Uma Igreja com um rosto samaritano é uma Igreja atenta às feridas das pessoas, a todos os que vivem uma vida frágil, marcada por qualquer forma de dor, privação, sofrimento, necessidade.  

O que significa hoje aproximar-se, ligar as feridas e deitar nelas azeite e vinho? Que feridas são essas que aguardam a ternura do nosso olhar e, sobretudo, a compaixão dos nossos gestos? Que «azeite e vinho» temos para oferecer?

A atitude de cada cristão, de cada família, das comunidades e grupos será a revelação da nossa capacidade de olhar, de nos deixarmos perturbar e compadecer, expressa em gestos adequados e necessários, como os do Bom Samaritano, para trazer consolação e alegria.  

Deriva da nossa fé em Cristo, - afirma o Papa Francisco - que Se fez pobre e sempre Se aproximou dos pobres e marginalizados, a preocupação pelo desenvolvimento integral dos mais abandonados da sociedade” (EG 186).

Como comunidades cristãs precisamos de prestar mais atenção às necessidades espirituais, físicas e relacionais que resultam de situações agudas como pobreza, exclusão social, doença e morte ou de crises relacionadas com a solidão na velhice, as ruturas no relacionamento familiar e outras. Sem esquecermos que, no nosso tempo, vem também em destaque o vazio interior e a falta de sentido da vida.

Há que procurar, na medida do possível, ajudar pessoas e famílias a encontrar ou reencontrar um projeto de vida fecundo, fiável e feliz. Pode ser preciso atender a necessidades imediatas (alimentos, rendas, medicamentos …) e mais profundas (sentido da vida no luto, no desemprego, na separação conjugal, na depressão …).

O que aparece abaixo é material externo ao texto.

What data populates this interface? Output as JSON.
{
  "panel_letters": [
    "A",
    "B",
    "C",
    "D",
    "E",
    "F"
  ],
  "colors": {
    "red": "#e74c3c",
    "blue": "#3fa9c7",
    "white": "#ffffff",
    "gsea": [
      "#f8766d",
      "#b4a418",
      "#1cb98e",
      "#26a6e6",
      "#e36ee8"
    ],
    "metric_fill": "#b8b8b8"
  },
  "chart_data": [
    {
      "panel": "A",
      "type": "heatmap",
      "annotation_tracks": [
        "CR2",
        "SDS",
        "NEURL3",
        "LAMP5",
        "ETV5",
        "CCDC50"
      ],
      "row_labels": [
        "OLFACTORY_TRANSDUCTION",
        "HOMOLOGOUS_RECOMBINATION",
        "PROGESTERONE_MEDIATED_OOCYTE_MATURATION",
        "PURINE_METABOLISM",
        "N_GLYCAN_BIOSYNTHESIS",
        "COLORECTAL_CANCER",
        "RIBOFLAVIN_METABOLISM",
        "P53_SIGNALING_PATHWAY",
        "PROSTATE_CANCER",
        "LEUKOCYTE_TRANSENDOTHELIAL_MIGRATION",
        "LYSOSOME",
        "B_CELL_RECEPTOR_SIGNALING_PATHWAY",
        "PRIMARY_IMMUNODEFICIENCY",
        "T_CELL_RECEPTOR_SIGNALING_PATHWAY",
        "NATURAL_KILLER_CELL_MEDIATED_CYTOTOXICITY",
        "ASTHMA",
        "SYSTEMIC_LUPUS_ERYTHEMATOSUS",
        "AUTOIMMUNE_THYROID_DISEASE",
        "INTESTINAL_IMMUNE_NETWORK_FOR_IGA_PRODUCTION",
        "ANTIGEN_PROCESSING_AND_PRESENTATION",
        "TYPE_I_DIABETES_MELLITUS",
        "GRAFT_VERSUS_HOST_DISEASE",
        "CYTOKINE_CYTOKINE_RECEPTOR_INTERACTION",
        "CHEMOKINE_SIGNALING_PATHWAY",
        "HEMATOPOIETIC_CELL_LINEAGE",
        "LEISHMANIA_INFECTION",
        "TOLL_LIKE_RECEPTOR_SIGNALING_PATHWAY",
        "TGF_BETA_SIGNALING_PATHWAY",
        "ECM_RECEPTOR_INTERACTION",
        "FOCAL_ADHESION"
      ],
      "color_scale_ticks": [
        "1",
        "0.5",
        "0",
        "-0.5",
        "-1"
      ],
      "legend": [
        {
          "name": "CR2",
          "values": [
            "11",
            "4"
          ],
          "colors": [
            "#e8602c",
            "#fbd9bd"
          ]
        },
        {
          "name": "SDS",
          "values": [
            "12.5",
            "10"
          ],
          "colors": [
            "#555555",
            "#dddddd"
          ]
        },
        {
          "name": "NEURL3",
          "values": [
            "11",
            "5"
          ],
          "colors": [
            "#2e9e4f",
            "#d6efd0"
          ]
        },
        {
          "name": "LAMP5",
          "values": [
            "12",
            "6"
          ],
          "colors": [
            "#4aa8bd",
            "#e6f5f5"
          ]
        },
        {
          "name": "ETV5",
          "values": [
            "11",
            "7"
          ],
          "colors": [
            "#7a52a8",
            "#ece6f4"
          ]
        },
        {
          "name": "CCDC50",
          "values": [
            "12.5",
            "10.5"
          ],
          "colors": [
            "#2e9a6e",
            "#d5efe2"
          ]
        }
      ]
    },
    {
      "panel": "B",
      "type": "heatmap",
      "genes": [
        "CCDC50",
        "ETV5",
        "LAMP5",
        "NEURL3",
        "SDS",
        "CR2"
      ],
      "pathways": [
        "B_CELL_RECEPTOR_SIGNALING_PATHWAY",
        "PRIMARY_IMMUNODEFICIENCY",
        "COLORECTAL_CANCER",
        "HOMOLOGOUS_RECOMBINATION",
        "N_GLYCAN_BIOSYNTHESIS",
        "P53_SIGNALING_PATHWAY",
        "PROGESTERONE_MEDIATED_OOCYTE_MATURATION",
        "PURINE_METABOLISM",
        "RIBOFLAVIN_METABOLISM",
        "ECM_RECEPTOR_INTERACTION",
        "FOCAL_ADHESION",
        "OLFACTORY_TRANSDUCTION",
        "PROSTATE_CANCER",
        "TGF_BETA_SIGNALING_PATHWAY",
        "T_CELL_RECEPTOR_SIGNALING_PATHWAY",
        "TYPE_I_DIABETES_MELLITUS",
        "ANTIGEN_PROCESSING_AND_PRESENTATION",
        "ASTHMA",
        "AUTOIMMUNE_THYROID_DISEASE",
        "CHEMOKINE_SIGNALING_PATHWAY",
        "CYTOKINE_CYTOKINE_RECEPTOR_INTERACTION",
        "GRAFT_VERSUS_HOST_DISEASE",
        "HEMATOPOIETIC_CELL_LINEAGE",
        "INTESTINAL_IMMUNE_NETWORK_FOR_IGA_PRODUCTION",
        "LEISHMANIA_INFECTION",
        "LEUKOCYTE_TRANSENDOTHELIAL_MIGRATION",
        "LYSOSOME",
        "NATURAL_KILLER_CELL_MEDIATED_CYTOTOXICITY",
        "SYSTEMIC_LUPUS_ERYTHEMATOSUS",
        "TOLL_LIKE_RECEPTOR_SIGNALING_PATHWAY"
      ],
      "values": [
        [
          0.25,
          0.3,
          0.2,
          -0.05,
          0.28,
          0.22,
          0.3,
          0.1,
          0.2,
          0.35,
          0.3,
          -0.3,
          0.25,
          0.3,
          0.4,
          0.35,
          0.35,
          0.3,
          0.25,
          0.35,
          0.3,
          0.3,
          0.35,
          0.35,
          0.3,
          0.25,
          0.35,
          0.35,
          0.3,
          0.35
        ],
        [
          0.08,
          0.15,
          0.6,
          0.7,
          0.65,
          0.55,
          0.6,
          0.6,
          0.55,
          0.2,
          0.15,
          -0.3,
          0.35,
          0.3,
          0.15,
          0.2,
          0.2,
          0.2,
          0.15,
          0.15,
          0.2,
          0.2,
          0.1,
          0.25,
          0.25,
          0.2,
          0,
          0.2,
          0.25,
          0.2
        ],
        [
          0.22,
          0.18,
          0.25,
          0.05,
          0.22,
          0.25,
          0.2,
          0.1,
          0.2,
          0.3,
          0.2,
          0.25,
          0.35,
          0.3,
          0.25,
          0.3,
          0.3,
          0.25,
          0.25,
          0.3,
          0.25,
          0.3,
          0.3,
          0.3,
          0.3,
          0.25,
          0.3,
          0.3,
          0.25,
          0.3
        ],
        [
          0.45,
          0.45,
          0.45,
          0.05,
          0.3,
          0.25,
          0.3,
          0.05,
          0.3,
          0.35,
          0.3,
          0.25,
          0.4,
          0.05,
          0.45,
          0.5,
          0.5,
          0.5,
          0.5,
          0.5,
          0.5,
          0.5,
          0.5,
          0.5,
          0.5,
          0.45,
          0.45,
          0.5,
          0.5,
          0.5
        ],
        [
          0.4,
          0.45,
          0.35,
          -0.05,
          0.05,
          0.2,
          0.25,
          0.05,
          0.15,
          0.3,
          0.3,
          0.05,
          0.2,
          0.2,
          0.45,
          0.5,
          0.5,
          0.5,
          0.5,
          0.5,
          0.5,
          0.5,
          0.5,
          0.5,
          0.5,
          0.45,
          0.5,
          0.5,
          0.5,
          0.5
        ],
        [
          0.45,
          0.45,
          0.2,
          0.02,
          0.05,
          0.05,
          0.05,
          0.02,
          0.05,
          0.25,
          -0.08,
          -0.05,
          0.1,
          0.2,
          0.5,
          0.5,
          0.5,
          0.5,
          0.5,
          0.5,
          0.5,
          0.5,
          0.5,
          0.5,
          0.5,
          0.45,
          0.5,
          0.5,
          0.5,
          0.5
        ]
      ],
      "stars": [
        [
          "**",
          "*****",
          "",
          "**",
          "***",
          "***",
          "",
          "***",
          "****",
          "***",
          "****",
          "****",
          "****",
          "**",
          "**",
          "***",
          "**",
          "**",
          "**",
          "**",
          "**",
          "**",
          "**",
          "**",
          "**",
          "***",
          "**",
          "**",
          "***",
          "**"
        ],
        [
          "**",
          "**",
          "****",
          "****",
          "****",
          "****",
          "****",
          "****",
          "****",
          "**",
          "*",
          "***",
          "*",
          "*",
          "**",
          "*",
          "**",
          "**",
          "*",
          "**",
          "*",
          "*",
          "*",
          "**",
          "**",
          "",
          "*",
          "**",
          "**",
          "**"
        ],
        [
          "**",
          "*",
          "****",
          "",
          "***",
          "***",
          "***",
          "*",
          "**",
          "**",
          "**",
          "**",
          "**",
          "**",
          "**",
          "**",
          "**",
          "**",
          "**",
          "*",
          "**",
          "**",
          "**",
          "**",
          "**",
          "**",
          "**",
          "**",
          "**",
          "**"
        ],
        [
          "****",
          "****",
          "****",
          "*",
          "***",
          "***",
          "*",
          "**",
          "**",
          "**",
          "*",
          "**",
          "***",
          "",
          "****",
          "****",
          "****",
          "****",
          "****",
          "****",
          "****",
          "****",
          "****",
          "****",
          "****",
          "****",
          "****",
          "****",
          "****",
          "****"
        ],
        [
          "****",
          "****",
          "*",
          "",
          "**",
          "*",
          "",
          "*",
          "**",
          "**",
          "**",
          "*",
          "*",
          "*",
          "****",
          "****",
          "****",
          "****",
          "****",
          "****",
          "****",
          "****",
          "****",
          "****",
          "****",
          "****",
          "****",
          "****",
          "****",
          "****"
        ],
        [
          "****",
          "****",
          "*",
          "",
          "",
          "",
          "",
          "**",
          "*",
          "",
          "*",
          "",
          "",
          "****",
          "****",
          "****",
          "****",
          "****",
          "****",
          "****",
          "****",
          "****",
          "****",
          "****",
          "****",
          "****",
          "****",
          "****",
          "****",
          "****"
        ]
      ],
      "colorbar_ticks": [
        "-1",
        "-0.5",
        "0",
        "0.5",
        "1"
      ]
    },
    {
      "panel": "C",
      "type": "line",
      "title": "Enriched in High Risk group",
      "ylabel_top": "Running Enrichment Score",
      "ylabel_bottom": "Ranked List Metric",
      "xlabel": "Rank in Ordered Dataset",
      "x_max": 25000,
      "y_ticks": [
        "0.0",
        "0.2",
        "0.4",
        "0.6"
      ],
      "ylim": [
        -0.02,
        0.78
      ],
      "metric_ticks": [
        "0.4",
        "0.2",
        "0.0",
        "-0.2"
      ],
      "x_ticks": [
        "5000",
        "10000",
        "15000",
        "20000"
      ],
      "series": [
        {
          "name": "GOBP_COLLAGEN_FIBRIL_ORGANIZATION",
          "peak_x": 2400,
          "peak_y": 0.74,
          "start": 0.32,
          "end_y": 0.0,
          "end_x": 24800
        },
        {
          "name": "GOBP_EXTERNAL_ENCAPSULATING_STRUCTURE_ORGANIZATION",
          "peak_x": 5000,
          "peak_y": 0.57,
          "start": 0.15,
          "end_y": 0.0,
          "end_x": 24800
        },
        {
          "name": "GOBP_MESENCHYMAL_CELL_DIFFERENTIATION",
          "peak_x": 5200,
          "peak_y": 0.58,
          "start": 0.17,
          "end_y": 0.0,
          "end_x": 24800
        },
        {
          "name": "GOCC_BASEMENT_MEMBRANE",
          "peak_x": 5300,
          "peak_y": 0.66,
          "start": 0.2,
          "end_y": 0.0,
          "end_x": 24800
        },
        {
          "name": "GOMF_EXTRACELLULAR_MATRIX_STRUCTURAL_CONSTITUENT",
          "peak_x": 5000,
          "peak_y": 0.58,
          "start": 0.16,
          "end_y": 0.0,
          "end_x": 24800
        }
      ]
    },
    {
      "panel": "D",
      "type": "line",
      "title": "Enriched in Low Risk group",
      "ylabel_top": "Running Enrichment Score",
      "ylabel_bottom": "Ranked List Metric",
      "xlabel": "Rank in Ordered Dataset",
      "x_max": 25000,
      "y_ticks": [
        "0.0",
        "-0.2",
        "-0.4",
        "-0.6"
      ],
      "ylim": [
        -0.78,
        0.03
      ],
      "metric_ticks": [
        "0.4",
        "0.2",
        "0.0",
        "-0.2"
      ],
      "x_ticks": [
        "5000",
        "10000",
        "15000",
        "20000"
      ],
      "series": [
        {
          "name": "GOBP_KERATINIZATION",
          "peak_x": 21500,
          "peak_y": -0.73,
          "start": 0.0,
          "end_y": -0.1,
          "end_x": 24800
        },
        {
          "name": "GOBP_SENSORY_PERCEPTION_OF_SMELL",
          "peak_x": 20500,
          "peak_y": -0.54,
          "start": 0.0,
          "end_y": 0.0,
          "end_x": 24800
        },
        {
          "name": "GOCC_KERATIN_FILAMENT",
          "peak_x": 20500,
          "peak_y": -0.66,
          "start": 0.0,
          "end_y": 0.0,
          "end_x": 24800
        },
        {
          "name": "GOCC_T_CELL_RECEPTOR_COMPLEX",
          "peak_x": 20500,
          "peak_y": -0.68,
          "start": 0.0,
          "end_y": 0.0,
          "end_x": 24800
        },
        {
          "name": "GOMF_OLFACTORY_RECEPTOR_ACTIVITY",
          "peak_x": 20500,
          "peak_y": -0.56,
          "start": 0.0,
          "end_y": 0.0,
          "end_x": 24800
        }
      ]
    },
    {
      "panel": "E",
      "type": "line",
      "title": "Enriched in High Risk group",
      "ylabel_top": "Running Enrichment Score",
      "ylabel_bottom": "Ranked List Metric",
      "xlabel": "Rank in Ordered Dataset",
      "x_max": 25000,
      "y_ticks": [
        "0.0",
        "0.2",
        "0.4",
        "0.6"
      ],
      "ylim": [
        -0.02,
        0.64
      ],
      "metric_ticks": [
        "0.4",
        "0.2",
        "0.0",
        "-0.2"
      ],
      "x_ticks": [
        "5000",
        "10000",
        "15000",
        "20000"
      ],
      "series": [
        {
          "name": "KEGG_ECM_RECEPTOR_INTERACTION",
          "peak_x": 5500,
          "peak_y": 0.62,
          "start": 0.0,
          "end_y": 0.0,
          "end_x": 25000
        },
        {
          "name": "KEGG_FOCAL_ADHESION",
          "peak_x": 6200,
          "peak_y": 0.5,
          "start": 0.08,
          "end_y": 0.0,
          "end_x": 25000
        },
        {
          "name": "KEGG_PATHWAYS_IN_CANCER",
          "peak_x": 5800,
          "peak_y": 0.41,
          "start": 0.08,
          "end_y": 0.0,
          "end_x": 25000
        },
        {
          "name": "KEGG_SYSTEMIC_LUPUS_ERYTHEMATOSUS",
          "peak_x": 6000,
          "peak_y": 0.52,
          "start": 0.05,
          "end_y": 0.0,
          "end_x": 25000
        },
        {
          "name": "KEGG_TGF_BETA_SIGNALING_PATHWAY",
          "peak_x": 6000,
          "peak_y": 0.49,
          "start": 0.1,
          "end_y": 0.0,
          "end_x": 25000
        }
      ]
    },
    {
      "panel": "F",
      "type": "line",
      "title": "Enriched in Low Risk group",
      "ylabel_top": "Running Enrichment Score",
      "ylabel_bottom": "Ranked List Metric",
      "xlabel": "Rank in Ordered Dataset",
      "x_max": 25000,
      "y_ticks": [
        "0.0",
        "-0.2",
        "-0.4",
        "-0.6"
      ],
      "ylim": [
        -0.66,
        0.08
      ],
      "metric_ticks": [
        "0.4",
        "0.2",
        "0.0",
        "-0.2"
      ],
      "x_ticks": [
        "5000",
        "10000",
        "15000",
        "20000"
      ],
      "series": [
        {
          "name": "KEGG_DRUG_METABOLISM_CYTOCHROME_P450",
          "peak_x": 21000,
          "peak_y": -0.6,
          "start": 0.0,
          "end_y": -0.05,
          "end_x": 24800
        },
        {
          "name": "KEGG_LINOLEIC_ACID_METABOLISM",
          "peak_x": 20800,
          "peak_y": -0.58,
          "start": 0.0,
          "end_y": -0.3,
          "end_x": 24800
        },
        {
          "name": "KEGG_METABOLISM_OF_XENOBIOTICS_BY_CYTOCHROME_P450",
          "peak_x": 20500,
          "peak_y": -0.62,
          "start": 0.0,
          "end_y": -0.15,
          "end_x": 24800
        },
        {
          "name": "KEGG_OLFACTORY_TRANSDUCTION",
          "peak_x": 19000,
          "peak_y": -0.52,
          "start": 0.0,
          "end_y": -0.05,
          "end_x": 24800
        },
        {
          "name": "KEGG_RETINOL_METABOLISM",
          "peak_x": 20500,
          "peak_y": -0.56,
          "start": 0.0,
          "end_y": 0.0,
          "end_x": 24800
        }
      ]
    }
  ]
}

A Igreja pode ser o que deve ser um “posto de salvamento” ou “hospital de campanha” (nas palavras do Papa Francisco), onde as pessoas possam reencontrar-se sãs e salvas. Posto de salvamento e não clube, um hospital, um jardim, um pomar de belos frutos de vida espiritual e não um museu. “Se não encontram na Igreja uma espiritualidade que os cure, liberte, encha de vida e de paz, ao mesmo tempo que os chame à comunhão solidária e à fecundidade missionária, acabarão enganados por propostas que não humanizam nem dão glória a Deus.” (EG 89)

 

5. Em nome da nossa Arquidiocese, felicito a Cáritas Arquidiocesana e o arciprestado de Guimarães e Vizela por esta celebração e, sobretudo, pelo que significa e pelo que pode gerar. O trabalho da Caritas, levado com por diante pelos seus dirigentes, colaboradores, voluntários e bem-feitores tornou-se ainda mais decisivo neste tempo complexo e incerto de pandemia. O projeto de proximidade, que hoje se inicia, de presença e ação neste arciprestado será, certamente, rampa de relançamento para o trabalho fecundo em todos os arciprestados. Parabéns! Contai com o nosso apoio e empenho!

Congratulamo-nos com ao dinamismo da Equipa Arciprestal de Pastoral Social de Guimarães e Vizela. Que encontreis voluntários disponíveis, entre os quais um representante de cada zona pastoral.  

 

Jesus viveu e ensinou, não uma mística de olhos fechados, mas a mística de olhos e ouvidos bem abertos, de mãos disponíveis e de pés calçados, comprometida na perceção intensificada do sofrimento alheio. Mística que desencadeia proximidade física. Proximidade física, não de qualquer maneira e a qualquer preço, mas ligada à visão contemplativa: amar o outro como Deus o ama, vê-lo como Deus o vê. 

Sejamos, então uma Igreja Sinodal e Samaritana, que sabe olhar, cuidar e acompanhar! Amen!